I celebrated my thirtieth birthday just two months before I became a first time mother to Leah Suzanne Page. I had been teaching for nearly a decade at Avondale Elementary and was so ready to be a mom! My husband and I had “unexplained infertility” for three years, so this made us even more excited to add a new baby to our family. The transition into motherhood can be tough on anyone. And it is not just the difficulty of the first one’s arrival, it is the continual development of the baby, brothers/sisters who follow that first-born, and of us as a mother. Of course, a child’s needs change and vary with each stage of his or her life. I still recall easily as a new mother sometimes wondering what my “identity” was. Before Leah, I had been an elementary teacher and then a lead teacher for the last four years. I had a lot of responsibility and I loved what I did. Especially as a Lead Teacher for Student Services, a pilot position in DeKalb County, I was able to help kids who really needed extra attention and TLC. When I found myself as a Mommy, one-on-one with this little precious person, I rarely, but on occasion, questioned my ability to handle this job assignment. That may sound odd, but it also may be familiar to you who have had a similar experience as me.
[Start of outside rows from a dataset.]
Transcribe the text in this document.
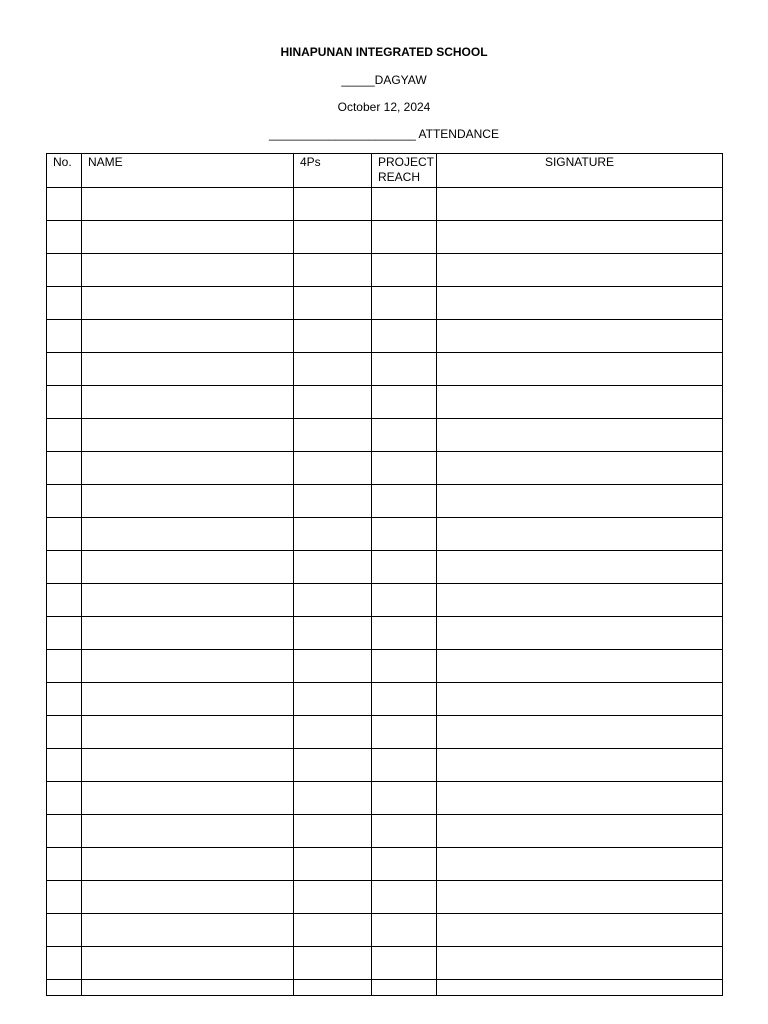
HINAPUNAN INTEGRATED SCHOOL
_____DAGYAW
October 12, 2024
______________________ ATTENDANCE
No.	NAME	4Ps	PROJECT REACH	SIGNATURE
I have always loved Carole King, especially her Tapestry album, and Beautiful became my theme song! Click here to hear this song and read the lyrics. Most moms, including myself, will agree that as mothers, there are greater rewards than can even be imagined! Though I am not yet a grandmother, lots of my girlfriends are, and I imagine it would be helpful to look back on the busy season of young motherhood when becoming a Grandma. Now that our two children are grown, college graduates, and both married to their best friends, it is fun to look back and think about a few of the job assignments and roles I have held with Leah and her brother, Walker, for the past two and a half decades:
Infant Stage Mom Assignment: baby cuddler, rocker, changer, a night-feeder, a light sleeper/early riser, and more, available for all shifts, 7 days a week, no vacation unless the ideal substitute has been secured and trip has been well planned out
Toddler Stage Mom Assignment: an athlete in top condition to safeguard busy toddler, quick reflexes, knowledge of first-aid is essential, 15 hour workdays, no coffee/lunch breaks unless child naps, boundless energy and infinite patience, provision of healthy snacks and meals, reads to child daily, begin manners teaching, praying with child, and more
Preschool Stage Mom Assignment: share time with newborn, brother: Donald Walker Page (see above infant stage for tasks needed with Walker, lol), provide books, puzzles, play doh, etc. in a loving, creative, learning environment for preschooler, two hours off five days a week when Mom’s Morning Out is in session and child is well, reads to child daily and more
Ages 6-12 Stage Mom Assignment: good understanding of many sports, chauffeur, willingness to be a scout leader, room mom, love of nature with no objections to mud, spiders, insect collections, pets, and neighbor’s kids, continues to read to child daily/child reads to mom, (see above toddler stage tasks for tasks needed with Walker) and more
Ages 13-18 Stage Mom: provider of money for chores, chaperone, specialist in adolescent psychology (haha), large-quantity cook, ability to recognize when presence is embarrassing child and casually disappear, encourager of independent reading by teen, counselor, (see ages 6-12 stage tasks for tasks needed with Walker) and more
Age 18 and Beyond Stage Mom: provider of more money, clothes, music, wheels, and more, NO advice necessary (unless solicited), and… this stage will last indefinitely <smile>
After going through these humorous, extensive lists, much of which I’ve likely inadvertently left off, I started thinking of a Focus on the Family article that I read early on in my mothering years. The article emphasized four phases of Parenting. Again, now that we have two grown children, I can attest that these phases are very accurate. While they do overlap, if these ideas are applied to the parenting of your children or even considered with your grandchildren, I believe you will find them as helpful as I have found them through the years.
- PHASE ONE: COMMANDER: Early Years-In the first years of a child’s life, a parent does everything for him/her. During this phase, the following phrases are used repeatedly: “Yes, because…” or “No, because…”
- PHASE TWO: COACH: Pre-teen Years-During this season, household chores are important, along with not only teaching the child about life, but also encouraging their growth from direction to self-direction. Try to help clarify, rather than dictate their choices, asking, “Would you rather do this or that?”
- PHASE THREE: COUNSELOR: Teen Years-These are the years when a child can reasonably be expected to understand what is right, just, and fair. The operative phrase from the parent is, “That’s a decision you can make.”
- PHASE FOUR: CONSULTANT: Freshman College and Beyond-This phase can truly be the most difficult of all because it involves letting go. The phrase to keep on the tip of our tongues is, “Please let me know if I can help.